In Peterborough on Friday, John Yakabuski, Natural Resources and Forestry minister, announced a plan to make the current spring black bear hunting pilot project an annual hunt, subject to annual review.
The pilot project was introduced in 2014 after the annual hunt was cancelled in 1999. The pilot was expanded in 2016.
“Ontario is home to a healthy bear population,” stated Yakabuski. “The province will continue to monitor black bear populations, harvest results and sustainability indicators to inform an annual review and ensure bear populations are managed sustainably.”
The province says as part of the proposal, all protections for Ontario’s black bear population would remain in place. That includes the existing ban to hunt black bear cubs, as well as females with cubs, in the springtime. The offence carries a potential fine of up to $25,000 and one-year imprisonment.
Yakabuski noted the province is also proposing to reduce the bear hunting season on the Bruce Peninsula due to a reported decline in the black bear population in that region.
The province says the current pilot project has been “well-received” by northern communities, tourism and hunting industries. The province says in 2017, black bear hunters in Ontario spent an estimated $50.6 million in hunting-related purchases. Each year 25,000 bear licences are sold, generating $2.4 million in revenue used to support fish and wildlife management, the province said.

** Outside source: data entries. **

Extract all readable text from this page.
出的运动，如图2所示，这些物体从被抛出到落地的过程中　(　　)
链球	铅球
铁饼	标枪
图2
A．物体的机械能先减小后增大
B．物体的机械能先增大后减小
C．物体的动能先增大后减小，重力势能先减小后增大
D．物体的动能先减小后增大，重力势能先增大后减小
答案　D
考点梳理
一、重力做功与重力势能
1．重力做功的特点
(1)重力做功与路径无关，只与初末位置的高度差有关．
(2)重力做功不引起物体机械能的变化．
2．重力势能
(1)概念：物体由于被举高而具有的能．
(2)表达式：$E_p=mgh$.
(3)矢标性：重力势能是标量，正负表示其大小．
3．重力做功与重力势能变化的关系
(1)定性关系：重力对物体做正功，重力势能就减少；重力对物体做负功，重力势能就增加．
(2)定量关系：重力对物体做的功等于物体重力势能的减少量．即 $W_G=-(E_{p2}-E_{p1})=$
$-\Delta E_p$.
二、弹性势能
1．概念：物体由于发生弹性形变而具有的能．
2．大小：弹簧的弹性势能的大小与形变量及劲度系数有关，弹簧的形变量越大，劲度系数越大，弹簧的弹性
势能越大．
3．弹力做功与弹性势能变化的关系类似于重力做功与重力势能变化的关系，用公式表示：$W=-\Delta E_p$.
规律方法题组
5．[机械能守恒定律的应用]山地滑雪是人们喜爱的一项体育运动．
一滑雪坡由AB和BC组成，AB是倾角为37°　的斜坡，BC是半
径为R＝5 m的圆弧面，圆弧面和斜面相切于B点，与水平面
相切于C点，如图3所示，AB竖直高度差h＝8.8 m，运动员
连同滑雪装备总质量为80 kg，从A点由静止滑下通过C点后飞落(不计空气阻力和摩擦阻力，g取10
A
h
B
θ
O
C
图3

In a release, the Ontario Federation of Anglers and Hunters says it has for years been advocating for a full restoration of the spring bear hunt.
“The spring bear hunt was always a sustainable wildlife management activity,” stated Dr. Keith Munro, OFAH wildlife biologist. “Nothing has changed in that regard since it was cancelled and today’s proposal is a final step towards correcting a long-standing mistake. In our view, it’s long overdue.”
The new proposal for a regular hunting season was led by the Big Game Management Advisory Committee (BGMAC) which formed in the spring of 2019 to focus on how to improve big game management.
“We are listening to the concerns of northern Ontarians and the tourism industry that an ongoing pilot spring season creates economic uncertainty,” said Yakabuski. “A regular, monitored spring bear hunting season would enable tourism outfitters and camp owners to better plan their operations for the entire year, while also allowing hunters to better plan their activities and support local businesses.”
The province is also proposing updates to black bear regulations:
- Eliminating special black bear hunting opportunities for non-resident landowners and non-residents hunting with immediate relatives.
- Requiring people guiding resident bear hunters for commercial purposes to obtain a “Licence to Provide Black Bear Hunting Services.”
The proposed changes are now available on the Environmental Registry of Ontario for public feedback until Feb. 18.
OFAH executive director Angelo Lombardo says over the next 30 days it will call on the outdoors community to voice its support of the spring bear hunt.
“After more than two decades, we aren’t taking anything for granted,” he said. “The OFAH will never back down on fighting for black bear management, including the full reinstatement and the future protection of Ontario’s spring bear hunt. The pilot has been great in demonstrating what we already knew about the benefits, but the full restoration has been our ultimate goal since 1999.”